Before the road map meetings began, Hasan Abu Nimah, former Jordanian ambassador to the United Nations, wrote in the Jordan Times that the road map would be discussed with “a total absence of a common language for interparty communication.” Occupation and “right of return” are phrases, he noted, that mean completely different things to Palestinians and Israelis. Defining the precise meaning of those terms should be in the hands of a neutral broker—presumably, the American president. But is President Bush neutral? Few Palestinians believe he is.

In the months ahead, the American media, with White House prodding, will define the success or failure of the road map according to whatever definition Prime Minister Ariel Sharon dictates. Does anyone remember that in February of 2002 Bush told Sharon he had to “leave now” those Palestinian cities that he had just invaded? Sharon did not comply. The Christian right bombarded the White House with telegrams, and there were no more White House mandates to Sharon.

In the leadup to the road map meetings, Sharon showed himself to be a master linguist. First he said the unsayable word: “occupation.” The next day he adjusted the term to fit the official Israeli line that the West Bank and Gaza are not “occupied” but “disputed.” What the prime minister meant, said a spokesman, is that the people are occupied—not the land. It was an absurd linguistic twist, but who noticed?

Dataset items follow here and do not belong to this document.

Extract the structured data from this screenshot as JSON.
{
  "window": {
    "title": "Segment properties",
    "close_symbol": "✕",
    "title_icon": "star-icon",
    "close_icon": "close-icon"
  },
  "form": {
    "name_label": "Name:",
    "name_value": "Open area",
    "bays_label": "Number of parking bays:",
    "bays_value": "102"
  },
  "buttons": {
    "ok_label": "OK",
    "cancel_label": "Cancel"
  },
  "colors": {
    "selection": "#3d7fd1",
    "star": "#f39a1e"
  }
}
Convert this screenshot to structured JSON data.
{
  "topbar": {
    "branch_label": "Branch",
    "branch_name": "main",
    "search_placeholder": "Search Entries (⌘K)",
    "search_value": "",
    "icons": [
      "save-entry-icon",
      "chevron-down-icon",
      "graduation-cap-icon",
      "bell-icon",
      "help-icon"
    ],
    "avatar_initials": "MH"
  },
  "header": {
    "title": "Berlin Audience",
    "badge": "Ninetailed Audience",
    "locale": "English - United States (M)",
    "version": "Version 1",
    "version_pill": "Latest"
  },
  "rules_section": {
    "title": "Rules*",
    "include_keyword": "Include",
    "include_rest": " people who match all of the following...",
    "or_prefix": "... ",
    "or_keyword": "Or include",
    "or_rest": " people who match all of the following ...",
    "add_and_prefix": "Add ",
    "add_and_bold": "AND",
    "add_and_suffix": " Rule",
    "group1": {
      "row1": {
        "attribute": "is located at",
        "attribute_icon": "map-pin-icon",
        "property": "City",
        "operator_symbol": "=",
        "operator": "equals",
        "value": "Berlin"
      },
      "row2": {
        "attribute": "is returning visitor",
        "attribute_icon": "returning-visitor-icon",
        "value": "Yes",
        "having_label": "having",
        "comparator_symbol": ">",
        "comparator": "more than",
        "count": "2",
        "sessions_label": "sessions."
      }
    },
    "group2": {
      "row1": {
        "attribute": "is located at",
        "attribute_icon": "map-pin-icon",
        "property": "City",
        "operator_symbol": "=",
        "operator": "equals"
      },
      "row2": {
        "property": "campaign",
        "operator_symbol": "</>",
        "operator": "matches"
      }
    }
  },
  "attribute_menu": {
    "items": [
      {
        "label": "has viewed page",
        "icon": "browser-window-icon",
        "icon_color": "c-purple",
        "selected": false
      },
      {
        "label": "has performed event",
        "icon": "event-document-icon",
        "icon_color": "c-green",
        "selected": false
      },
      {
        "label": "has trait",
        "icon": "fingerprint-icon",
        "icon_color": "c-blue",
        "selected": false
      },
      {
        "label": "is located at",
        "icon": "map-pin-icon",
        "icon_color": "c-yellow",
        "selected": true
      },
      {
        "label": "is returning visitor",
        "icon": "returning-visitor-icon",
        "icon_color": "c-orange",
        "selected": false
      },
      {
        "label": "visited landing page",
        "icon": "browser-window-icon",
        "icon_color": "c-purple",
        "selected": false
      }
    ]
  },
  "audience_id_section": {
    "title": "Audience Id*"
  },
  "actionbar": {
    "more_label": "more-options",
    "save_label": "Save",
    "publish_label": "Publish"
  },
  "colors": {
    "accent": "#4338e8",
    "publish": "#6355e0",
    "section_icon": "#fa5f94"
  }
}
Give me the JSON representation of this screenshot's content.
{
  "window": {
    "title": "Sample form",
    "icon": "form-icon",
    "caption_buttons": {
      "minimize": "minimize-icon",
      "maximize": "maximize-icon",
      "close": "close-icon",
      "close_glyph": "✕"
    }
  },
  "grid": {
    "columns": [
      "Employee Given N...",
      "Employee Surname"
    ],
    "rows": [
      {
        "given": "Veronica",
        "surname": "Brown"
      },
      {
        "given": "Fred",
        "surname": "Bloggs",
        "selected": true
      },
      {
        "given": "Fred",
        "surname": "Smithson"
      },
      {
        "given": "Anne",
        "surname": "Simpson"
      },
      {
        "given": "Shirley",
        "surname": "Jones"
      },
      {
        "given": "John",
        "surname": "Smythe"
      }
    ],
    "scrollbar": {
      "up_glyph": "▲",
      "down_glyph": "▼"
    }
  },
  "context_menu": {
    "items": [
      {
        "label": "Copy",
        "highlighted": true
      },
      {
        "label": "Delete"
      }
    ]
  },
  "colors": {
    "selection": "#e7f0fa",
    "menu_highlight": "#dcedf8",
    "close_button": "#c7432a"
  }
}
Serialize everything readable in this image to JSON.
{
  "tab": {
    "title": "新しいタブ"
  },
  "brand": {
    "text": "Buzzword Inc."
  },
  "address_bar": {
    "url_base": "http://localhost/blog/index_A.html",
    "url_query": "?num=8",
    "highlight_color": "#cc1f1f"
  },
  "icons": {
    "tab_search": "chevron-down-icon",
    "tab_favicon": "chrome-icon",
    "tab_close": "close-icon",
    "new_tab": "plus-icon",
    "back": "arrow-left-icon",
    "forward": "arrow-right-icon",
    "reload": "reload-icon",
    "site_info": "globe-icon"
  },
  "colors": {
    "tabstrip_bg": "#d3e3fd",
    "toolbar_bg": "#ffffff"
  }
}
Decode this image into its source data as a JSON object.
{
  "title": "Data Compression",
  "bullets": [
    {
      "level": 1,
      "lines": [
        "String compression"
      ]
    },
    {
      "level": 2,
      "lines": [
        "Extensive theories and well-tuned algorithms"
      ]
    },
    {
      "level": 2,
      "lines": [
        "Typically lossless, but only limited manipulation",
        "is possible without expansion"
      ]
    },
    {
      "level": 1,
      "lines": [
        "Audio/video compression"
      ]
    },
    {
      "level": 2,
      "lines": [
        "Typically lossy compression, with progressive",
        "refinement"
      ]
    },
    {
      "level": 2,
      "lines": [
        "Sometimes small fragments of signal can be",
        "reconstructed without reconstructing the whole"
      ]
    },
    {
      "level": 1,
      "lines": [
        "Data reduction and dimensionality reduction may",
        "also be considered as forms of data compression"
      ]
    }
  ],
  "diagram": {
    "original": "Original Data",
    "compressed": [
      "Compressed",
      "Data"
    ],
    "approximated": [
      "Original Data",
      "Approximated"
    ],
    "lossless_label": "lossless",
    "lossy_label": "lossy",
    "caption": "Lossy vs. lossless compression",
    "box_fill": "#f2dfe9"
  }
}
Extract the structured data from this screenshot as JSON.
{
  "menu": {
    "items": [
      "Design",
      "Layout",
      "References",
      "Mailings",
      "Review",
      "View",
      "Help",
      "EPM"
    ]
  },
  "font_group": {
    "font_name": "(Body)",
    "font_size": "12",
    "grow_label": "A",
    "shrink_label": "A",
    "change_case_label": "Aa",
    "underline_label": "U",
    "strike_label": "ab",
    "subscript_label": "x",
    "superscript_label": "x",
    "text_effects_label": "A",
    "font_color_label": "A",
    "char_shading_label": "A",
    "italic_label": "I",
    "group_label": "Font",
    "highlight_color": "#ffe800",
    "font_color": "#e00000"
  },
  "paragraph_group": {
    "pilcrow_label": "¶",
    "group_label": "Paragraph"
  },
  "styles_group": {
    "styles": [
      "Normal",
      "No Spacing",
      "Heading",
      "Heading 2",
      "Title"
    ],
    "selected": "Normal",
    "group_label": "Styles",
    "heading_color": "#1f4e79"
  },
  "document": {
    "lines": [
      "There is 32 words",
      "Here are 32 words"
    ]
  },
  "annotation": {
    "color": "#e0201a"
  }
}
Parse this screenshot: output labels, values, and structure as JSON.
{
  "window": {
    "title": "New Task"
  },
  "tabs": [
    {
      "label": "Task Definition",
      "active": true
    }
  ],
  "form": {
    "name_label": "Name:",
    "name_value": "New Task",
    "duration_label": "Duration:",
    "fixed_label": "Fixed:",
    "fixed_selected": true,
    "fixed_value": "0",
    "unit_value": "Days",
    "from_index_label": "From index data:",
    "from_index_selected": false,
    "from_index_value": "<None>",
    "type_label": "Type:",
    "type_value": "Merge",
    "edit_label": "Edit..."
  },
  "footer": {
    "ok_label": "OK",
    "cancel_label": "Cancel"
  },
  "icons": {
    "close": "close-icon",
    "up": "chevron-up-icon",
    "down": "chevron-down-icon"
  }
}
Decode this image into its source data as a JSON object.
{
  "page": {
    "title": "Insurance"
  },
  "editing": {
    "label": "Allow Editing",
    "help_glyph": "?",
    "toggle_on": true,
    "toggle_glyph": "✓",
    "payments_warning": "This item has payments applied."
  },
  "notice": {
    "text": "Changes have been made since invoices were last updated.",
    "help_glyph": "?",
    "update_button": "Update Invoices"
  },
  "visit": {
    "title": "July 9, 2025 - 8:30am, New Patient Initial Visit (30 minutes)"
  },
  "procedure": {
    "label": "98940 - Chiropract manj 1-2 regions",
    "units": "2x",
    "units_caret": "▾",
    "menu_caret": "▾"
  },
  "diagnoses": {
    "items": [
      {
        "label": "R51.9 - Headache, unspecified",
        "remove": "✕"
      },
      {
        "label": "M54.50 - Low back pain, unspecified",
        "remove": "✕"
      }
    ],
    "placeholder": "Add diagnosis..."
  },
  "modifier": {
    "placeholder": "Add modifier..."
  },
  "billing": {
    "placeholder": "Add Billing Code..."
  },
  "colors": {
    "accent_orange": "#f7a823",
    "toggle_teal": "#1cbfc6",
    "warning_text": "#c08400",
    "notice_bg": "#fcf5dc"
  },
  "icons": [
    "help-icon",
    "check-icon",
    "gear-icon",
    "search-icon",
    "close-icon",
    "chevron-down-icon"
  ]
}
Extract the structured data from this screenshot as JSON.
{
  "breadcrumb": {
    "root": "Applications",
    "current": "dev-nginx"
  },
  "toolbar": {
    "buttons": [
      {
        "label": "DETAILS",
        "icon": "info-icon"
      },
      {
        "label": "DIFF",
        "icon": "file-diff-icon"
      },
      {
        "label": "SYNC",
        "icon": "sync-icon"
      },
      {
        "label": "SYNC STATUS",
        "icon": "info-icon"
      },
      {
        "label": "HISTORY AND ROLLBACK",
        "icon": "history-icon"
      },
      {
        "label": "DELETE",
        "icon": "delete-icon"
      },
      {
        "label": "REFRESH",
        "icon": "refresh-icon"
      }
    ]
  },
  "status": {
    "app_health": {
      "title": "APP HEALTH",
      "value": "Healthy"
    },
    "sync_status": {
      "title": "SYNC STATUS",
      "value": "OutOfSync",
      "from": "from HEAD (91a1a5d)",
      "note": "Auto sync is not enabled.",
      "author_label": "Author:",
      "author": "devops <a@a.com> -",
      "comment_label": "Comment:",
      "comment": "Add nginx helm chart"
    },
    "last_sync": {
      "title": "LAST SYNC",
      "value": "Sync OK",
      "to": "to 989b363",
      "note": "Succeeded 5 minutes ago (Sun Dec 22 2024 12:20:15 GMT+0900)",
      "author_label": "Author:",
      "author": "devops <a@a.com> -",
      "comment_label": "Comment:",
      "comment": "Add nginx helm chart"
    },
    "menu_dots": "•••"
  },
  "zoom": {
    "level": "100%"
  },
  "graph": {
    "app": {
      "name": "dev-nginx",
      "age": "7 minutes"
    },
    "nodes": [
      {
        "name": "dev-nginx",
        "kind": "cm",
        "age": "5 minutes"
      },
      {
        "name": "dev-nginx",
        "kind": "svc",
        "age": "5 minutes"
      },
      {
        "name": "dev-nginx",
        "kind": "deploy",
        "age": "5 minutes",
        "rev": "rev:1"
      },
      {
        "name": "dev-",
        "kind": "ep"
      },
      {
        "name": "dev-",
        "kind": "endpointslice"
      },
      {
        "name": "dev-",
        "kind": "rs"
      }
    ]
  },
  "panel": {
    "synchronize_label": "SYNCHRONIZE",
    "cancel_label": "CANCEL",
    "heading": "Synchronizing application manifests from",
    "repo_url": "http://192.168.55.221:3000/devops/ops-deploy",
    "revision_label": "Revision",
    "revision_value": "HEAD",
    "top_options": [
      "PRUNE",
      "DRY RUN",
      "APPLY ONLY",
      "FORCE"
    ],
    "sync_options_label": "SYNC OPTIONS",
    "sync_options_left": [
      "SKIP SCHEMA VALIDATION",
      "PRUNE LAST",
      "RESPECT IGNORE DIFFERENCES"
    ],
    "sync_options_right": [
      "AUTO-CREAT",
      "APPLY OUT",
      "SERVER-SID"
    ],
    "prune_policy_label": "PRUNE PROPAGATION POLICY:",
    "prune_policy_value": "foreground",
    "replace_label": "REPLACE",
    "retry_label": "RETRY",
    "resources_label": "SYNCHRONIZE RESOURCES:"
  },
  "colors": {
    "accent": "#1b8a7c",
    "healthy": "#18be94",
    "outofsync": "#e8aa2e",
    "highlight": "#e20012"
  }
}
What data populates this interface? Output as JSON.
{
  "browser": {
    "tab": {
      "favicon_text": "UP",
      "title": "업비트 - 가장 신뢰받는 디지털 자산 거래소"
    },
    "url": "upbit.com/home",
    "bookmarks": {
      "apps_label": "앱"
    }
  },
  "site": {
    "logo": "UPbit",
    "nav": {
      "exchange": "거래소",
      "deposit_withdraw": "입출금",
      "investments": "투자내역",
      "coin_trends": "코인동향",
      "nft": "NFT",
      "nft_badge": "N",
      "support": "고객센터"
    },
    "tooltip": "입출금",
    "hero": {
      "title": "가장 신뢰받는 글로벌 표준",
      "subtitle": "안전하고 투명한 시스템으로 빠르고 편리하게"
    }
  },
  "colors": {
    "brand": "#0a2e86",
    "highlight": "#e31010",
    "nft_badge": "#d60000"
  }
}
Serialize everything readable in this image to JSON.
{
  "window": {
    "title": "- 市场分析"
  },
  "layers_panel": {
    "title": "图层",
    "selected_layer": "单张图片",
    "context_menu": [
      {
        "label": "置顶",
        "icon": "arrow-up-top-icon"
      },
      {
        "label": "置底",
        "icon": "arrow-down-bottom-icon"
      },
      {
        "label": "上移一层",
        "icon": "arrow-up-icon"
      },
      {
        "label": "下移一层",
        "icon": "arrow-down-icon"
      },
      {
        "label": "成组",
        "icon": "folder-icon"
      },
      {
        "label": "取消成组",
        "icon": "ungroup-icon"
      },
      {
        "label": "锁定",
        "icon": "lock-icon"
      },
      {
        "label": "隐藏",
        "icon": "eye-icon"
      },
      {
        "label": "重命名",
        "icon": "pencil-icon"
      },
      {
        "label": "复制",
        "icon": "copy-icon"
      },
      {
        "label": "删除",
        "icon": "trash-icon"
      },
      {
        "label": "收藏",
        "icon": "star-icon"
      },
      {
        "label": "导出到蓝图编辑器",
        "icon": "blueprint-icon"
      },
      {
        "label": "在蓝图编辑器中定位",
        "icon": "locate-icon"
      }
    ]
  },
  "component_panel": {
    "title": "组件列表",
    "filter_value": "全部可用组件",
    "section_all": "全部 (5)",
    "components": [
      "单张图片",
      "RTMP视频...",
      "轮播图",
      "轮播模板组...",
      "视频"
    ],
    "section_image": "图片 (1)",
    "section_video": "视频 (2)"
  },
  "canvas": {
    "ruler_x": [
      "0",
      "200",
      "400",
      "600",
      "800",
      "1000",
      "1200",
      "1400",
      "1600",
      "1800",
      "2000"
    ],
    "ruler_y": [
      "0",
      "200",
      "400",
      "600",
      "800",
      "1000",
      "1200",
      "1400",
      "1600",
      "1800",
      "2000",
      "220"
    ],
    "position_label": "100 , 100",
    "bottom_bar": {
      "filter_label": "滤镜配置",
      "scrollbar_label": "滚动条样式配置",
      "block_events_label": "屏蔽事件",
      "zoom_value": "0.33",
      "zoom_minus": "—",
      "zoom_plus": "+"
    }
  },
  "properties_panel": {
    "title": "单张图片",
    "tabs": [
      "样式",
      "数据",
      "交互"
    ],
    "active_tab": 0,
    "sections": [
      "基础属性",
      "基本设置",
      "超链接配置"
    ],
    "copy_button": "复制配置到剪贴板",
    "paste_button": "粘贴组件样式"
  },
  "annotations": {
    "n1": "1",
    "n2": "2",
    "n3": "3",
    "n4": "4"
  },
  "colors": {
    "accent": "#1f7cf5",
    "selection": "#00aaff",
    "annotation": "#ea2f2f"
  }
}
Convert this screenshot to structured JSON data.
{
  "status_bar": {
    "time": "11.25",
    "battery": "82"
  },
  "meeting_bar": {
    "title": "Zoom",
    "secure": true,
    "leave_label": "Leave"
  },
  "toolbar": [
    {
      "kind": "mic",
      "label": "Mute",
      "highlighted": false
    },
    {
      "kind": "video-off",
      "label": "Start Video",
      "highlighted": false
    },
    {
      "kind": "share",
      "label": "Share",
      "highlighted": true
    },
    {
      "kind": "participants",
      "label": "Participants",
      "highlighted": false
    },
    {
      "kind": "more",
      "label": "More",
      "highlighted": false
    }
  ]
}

Sharon accepted “contiguity” as a road map term, implying linkages between the series of bantustans that Israel envisions for a future Palestinian state. Bantustans, a form of ethnic segregation which failed to bring peace to South Africa, would confine Palestinian population centers within pockets of land, surrounding them with high walls.

What did Sharon mean by “contiguity”? Maybe he was thinking of a connection by Israeli-controlled roads, but more likely he meant nothing, because he knows that he can always rely on the inevitable “terrorist” attack from Hamas to end the road map process. Sharon, the architect of the settlement movement, also agreed to remove settlements built without government approval, by which he means a few scattered trailer camps perched on mountains deep inside the West Bank. As every nation except the U.S. and Israel acknowledges, under international law all Israeli settlements on occupied land are illegal, not just the isolated trailers.

Having Sharon as a peace ally will not be easy. So it was a wise move when Bush selected Condoleezza Rice to be his personal representative on Palestinian-Israeli affairs. Before coming to the White House, Rice was Stanford University’s provost. For seven years she dealt with warring faculty fiefdoms. Her experience in the trenches of academic warfare should serve her well in her new assignment.